Reliability is essentially the inverse of the statistical concept of variance,
and a rough equivalent is **"consistency"**. Statisticians also use the
word **"precision"**. Bias refers to the difference between the measure
and some** “true”** value.

A difference between an individual measurement and the true value is called an “error” (which implies the practical impossibility of perfect precision, rather than the making of mistakes). The bias is the average difference over many measurements.

Ideally the bias of a measurement process
should be zero. For example, a measure of weight that is made with people
wearing their street clothes and shoes has a positive bias equal to the average
weight of the shoes and clothes across all subjects.

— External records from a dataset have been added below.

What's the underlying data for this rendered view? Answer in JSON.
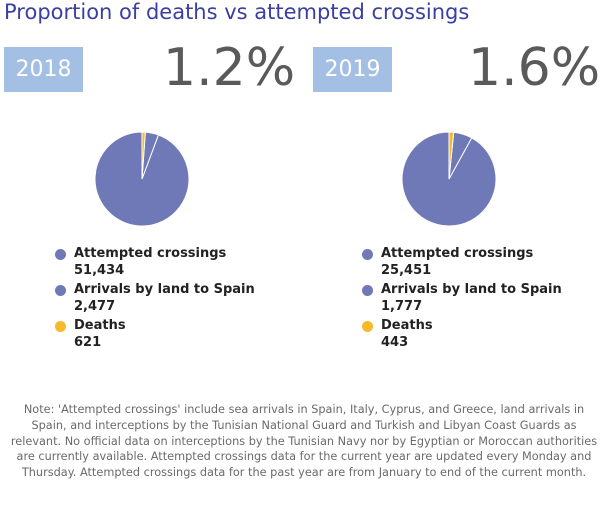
{
  "title": "Proportion of deaths vs attempted crossings",
  "colors": {
    "title": "#3a3fa0",
    "badge": "#a4bfe4",
    "slice_main": "#6f79b8",
    "slice_deaths": "#f7b92b",
    "text": "#222222",
    "note": "#6a6a6a"
  },
  "chart_data": [
    {
      "type": "pie",
      "year": "2018",
      "proportion_label": "1.2%",
      "slices": [
        {
          "label": "Attempted crossings",
          "value": 51434,
          "display": "51,434",
          "color": "#6f79b8"
        },
        {
          "label": "Arrivals by land to Spain",
          "value": 2477,
          "display": "2,477",
          "color": "#6f79b8"
        },
        {
          "label": "Deaths",
          "value": 621,
          "display": "621",
          "color": "#f7b92b"
        }
      ]
    },
    {
      "type": "pie",
      "year": "2019",
      "proportion_label": "1.6%",
      "slices": [
        {
          "label": "Attempted crossings",
          "value": 25451,
          "display": "25,451",
          "color": "#6f79b8"
        },
        {
          "label": "Arrivals by land to Spain",
          "value": 1777,
          "display": "1,777",
          "color": "#6f79b8"
        },
        {
          "label": "Deaths",
          "value": 443,
          "display": "443",
          "color": "#f7b92b"
        }
      ]
    }
  ],
  "note": "Note: 'Attempted crossings' include sea arrivals in Spain, Italy, Cyprus, and Greece, land arrivals in Spain, and interceptions by the Tunisian National Guard and Turkish and Libyan Coast Guards as relevant. No official data on interceptions by the Tunisian Navy nor by Egyptian or Moroccan authorities are currently available. Attempted crossings data for the current year are updated every Monday and Thursday. Attempted crossings data for the past year are from January to end of the current month."
}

**“Precision or reliability refers to the reproducibility of repeated
measurements, while bias refers to how far the average of many measurements is
from the true value.”**

All other things being equal, when two measures are available, we will choose the less expensive and easier to obtain (more practical) measures. Measures that have a greater degree of subjectivity are generally less preferable.

Although
devising your own measures may improve upon existing measures, there may be a
trade off with acceptability, resulting in reduced impact of your experiment on
the field as a whole.

**Construct validity **is a key
criterion for variable definition. Under ideal conditions, after completing
your experiment you will be able to make a strong claim that changing your
explanatory variable(s) in a certain way (eg, doubling the amplitude of a
background hum) causes a corresponding change in your outcome (eg, score on an
irritability scale).

But if you want to convert that to meaningful statements
about the effects of auditory environmental disturbances on the psychological
trait or construct called** “irritability”**, you must be able to argue that the
scales have good construct validity for the traits, namely that the
operationalization of background noise as an electronic hum has good construct
validity for auditory environmental disturbances, and that your irritability
scale really measures what people call irritability.

**“Construct validity is the link from practical measurements to
meaningful concepts.”**

**Classification by role**

There
are two different independent systems of classification of variables that you
must learn in order to understand the rest of this book. The first system is
based on the role of the variable in the experiment and the analysis. The
general terms used most frequently in this text are explanatory variables vs. **outcome
variables **.

An experiment is designed to test the effects of some
intervention on one or more measures, which are therefore designated as outcome
variables. Much of this book deals with the most common type of experiment in
which there is only a single outcome variable measured on each experimental
unit (person, animal, factory, etc.) A synonym for outcome variable is
dependent variable, often abbreviated DV.

The
second main role a variable may play is that of an explanatory variable. **Explanatory
variables **include variables purposely manipulated in an experiment and
variables that are not purposely manipulated, but are thought to possibly
affect the outcome. Complete or partial synonyms include independent variable
(IV), covariate, blocking factor, and predictor variable.

Clearly,
classification of the role of a variable is dependent on the specific
experiment, and variables that are outcomes in one experiment may be explanatory
variables in another experiment. For example, the score on a test of working
memory may be the outcome variable in a study of the effects of an herbal tea
on memory, but it is a possible explanatory factor in a study of the effects of
different mnemonic techniques on learning calculus.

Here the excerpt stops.